When I was pregnant I started shopping for a baby monitor.
This should have been simple, I applied my same system that I used for every baby related purchase:
- Make a new page on my spreadsheet, entitled “baby monitors”
- List every baby monitor that has ever existed and been sold in
- Panic about how many there are
- Read reviews of every single item on my list, making notes of particularly salient points on said spreadsheet
- Delete every monitor with a bad review
- Reinstate monitors with bad reviews which don’t appear to be justified
- Attempt to look up safety records
- Re-read reviews
- Go to shop and attempt to view each monitor
- Speak to 10 people and ask for their views
- Post in a forum about baby monitors asking for views on your top 10
- Check Kiddiecare website regularly to see which baby monitor is selling quickest
- Order remaining baby monitors in order of price
- Finalise decision
- Purchase baby monitor and learn to use it
Unfortunately on this occasion I didn’t get to the end of my 15 step programme before my baby arrived (…and he was 12 days late…)
During my NCT course our teacher had advised that baby monitors were largely unnecessary if you lived in a flat as you would be able to hear the baby. Naturally we, the group, disagreed. My own preference was for a monitor which had a pad under the mattress to monitor breathing, but others were adamant that they had to have video monitors. We all had valid reasons, mine being how could I be assured that the baby was breathing if I didn’t have this? I had never held a baby at this point, I assumed that this was an essential and therefore made me a good parent (surely with a video monitor I would have to watch constantly to check baby was still breathing…very time consuming and difficult when I will of course be doing many other vital and important things…)
Naturally I didn’t have the monitor by the time the baby was born (it was a lot of money and despite all my research the Turk was not convinced we needed to spend quite so much…

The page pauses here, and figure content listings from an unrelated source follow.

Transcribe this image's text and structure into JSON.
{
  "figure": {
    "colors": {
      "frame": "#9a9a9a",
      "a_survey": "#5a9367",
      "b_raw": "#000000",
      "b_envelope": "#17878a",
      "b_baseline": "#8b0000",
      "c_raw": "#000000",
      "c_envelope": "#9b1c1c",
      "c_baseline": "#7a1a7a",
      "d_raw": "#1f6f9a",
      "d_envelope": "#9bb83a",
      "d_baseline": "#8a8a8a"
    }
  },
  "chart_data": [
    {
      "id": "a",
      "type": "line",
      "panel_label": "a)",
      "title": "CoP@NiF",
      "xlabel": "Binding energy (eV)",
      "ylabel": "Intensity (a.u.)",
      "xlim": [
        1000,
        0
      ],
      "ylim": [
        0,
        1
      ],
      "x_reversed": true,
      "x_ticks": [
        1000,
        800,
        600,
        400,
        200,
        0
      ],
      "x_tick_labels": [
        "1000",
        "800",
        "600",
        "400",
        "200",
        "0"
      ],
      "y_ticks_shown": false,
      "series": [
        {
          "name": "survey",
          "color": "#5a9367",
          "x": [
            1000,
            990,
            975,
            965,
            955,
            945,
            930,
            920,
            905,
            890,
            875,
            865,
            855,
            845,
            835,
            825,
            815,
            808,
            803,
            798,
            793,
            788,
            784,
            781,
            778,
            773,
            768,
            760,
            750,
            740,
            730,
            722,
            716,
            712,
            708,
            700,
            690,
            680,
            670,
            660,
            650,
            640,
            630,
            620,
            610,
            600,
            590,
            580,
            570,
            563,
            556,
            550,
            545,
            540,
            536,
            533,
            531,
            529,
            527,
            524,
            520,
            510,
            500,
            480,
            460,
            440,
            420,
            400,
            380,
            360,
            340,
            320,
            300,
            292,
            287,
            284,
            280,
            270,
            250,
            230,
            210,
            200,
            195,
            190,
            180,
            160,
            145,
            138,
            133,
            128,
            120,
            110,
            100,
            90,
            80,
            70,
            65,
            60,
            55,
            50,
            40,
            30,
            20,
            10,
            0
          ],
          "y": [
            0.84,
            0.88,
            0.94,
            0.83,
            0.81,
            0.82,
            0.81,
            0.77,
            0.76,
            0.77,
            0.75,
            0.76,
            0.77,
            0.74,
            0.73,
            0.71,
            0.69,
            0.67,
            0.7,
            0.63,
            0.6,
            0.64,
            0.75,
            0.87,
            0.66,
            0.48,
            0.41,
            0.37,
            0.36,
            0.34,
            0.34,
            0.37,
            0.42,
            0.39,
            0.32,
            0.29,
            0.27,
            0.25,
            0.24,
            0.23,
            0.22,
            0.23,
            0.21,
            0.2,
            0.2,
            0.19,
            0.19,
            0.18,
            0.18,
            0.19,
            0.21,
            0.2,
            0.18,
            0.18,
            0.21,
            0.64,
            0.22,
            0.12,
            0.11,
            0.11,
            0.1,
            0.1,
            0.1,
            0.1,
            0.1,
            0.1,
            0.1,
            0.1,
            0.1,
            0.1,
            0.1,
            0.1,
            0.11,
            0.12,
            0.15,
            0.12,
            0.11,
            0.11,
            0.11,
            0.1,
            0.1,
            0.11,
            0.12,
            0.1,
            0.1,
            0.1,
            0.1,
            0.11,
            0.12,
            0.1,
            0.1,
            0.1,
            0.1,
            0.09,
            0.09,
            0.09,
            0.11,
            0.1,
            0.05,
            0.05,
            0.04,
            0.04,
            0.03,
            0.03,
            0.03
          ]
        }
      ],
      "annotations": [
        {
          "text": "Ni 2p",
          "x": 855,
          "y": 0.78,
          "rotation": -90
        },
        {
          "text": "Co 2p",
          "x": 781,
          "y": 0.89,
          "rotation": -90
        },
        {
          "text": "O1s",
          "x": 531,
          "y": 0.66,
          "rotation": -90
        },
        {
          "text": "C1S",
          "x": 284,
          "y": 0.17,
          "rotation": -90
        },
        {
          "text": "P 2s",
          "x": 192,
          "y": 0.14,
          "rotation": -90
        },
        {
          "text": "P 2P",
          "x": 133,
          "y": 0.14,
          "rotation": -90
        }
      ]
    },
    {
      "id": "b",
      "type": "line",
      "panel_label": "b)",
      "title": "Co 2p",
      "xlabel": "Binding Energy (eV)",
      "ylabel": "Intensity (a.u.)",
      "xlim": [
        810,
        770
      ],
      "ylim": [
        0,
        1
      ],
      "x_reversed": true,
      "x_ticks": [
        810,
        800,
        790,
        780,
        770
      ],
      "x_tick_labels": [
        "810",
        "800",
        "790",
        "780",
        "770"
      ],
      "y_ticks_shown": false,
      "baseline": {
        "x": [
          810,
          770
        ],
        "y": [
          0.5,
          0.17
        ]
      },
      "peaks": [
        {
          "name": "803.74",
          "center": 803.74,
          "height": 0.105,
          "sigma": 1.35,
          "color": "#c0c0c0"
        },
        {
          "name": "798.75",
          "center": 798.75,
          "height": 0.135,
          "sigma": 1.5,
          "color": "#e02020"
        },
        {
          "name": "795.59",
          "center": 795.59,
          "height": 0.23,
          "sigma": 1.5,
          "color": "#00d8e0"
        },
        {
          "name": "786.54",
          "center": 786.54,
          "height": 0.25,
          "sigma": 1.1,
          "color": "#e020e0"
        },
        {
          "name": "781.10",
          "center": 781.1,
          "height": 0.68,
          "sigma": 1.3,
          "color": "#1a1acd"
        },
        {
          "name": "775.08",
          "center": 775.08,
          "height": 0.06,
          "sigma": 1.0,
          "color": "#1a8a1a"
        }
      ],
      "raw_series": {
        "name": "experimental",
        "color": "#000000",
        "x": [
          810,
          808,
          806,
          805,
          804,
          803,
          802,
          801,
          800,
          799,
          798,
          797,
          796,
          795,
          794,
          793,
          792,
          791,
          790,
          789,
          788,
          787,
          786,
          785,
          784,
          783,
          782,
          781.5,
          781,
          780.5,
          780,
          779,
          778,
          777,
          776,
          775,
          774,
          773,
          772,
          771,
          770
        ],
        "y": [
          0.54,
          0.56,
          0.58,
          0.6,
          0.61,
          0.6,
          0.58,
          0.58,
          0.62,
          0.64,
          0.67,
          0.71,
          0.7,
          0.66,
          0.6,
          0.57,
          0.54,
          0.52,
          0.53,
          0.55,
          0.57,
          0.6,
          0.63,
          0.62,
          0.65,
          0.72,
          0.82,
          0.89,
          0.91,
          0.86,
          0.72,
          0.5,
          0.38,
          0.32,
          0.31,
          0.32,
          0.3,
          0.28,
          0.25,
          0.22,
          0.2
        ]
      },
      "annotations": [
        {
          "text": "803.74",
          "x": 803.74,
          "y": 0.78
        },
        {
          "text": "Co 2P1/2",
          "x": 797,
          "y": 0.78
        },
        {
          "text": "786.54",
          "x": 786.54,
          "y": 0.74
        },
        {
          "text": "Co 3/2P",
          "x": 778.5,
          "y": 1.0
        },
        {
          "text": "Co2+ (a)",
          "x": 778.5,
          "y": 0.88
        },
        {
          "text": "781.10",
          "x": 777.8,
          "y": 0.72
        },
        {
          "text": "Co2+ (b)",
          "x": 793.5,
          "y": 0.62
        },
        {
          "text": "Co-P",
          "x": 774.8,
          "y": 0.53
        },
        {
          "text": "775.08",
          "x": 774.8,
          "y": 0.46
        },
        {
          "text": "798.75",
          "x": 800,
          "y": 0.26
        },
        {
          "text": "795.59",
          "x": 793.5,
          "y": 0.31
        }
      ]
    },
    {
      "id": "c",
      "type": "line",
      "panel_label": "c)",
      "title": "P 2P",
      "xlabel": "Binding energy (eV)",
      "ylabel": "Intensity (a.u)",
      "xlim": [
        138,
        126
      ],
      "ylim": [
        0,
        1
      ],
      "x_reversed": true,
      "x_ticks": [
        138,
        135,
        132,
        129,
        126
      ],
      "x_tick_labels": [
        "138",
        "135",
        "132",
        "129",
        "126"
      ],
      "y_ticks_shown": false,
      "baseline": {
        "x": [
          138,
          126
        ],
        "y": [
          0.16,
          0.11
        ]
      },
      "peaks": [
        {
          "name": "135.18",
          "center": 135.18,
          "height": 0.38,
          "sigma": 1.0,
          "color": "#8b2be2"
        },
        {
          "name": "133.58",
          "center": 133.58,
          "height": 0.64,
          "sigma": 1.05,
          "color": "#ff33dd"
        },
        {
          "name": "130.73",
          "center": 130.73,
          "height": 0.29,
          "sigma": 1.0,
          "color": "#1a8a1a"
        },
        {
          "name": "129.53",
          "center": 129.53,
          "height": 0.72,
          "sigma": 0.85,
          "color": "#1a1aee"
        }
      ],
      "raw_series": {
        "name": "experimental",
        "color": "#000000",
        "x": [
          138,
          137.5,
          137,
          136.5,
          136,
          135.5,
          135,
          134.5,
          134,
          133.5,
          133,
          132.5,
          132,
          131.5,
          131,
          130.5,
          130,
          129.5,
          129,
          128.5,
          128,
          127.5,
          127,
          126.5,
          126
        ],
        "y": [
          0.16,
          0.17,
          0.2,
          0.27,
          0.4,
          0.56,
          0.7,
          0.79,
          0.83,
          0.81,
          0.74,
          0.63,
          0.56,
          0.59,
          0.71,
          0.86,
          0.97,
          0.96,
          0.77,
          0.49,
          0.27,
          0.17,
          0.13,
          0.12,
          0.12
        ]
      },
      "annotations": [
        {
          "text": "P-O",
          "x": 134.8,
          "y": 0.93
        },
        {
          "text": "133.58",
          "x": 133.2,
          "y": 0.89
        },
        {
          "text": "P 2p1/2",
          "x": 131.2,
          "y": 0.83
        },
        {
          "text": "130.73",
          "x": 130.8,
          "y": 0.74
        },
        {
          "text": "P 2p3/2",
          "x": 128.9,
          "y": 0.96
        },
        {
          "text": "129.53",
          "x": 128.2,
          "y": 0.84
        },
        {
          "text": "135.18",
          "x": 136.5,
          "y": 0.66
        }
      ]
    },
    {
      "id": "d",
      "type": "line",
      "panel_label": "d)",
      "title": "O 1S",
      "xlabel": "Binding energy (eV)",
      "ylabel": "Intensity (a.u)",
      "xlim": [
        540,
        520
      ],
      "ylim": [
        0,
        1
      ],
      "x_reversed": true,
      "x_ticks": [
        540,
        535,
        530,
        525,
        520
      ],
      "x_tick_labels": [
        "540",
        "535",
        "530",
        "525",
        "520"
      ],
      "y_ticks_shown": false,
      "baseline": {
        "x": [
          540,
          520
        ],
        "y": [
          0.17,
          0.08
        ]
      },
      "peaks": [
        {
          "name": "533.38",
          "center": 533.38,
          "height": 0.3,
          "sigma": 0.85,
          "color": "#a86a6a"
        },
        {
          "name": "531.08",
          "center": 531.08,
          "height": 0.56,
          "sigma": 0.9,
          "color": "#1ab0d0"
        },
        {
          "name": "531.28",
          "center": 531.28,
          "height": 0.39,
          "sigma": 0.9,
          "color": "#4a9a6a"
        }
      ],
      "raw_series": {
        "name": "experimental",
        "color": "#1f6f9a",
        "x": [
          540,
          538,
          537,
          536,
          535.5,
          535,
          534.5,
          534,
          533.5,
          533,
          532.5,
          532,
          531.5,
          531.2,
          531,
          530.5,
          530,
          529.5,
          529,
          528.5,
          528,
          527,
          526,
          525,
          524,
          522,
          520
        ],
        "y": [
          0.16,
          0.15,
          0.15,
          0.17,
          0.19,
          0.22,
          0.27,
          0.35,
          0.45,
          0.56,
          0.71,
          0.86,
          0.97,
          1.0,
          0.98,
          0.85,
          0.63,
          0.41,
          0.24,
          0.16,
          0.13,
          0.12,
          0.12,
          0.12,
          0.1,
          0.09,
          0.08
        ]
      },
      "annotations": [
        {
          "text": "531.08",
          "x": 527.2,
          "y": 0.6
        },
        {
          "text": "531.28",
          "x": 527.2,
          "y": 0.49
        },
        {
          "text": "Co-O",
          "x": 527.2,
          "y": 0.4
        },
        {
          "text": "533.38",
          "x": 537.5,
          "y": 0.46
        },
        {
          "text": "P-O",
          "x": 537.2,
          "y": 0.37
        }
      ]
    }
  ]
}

In fairness the NCT teacher did have a point, at the time we were living in 2 rooms right next to each other, even when not in the bedroom I could hear Jem breathing (he was, and still is, rather wheezy when he sleeps.)
However, we would one day be using more of our 5 bedroom house (you see I still had faith) so I persisted in my plan to buy a baby monitor. My priorities had changed by this point…having passed the 4 month point I was a lot more relaxed about breathing (the baby rarely slept more than 2 hours at a time…I got over it and cared more about sleeping) and I was anxious to move into our real bedroom, and more importantly shift the baby into his.
I redid the process.
Only with a baby it went more like this:
- Google “baby monitor with lullabies”
- Pick the top one
- Attend shop to buy it
- Discover that Tomy actually make a variety of these…
- Return home and read reviews on all Tomy baby monitors
- Debate between 2 for 2 weeks until the Turk says “just buy one and stop asking me what I think, I don’t care I can’t tell the difference between them”
- Order said baby monitor online
- Stress about whether it is the right one until it arrives…
First night of using baby monitor I put Jem into his moses basket awake (the Holy Grail of baby sleep), put the lullabies on, and he fell asleep…
…Love my baby monitor….
…Never worked again.
In short, what I have learned is this:
- It is possible to overthink baby related purchases
- Of course you want the best for your baby (I’ll tell you about the saga of the car seat another time) and what you buy should be right for you
- What is right for you isn’t necessarily right for someone else
- You will always worry, no matter what you buy
- Just because the first time you play your baby electronic lullabies results in instant sleepage does not mean this will be repeated…ever…again
What the NCT teacher did point out to me was that if I was so bothered about checking baby’s breathing I should probably go on a First Aid course to check that I would know what to do should breathing stop…I did a first aid course and would thoroughly recommend to all.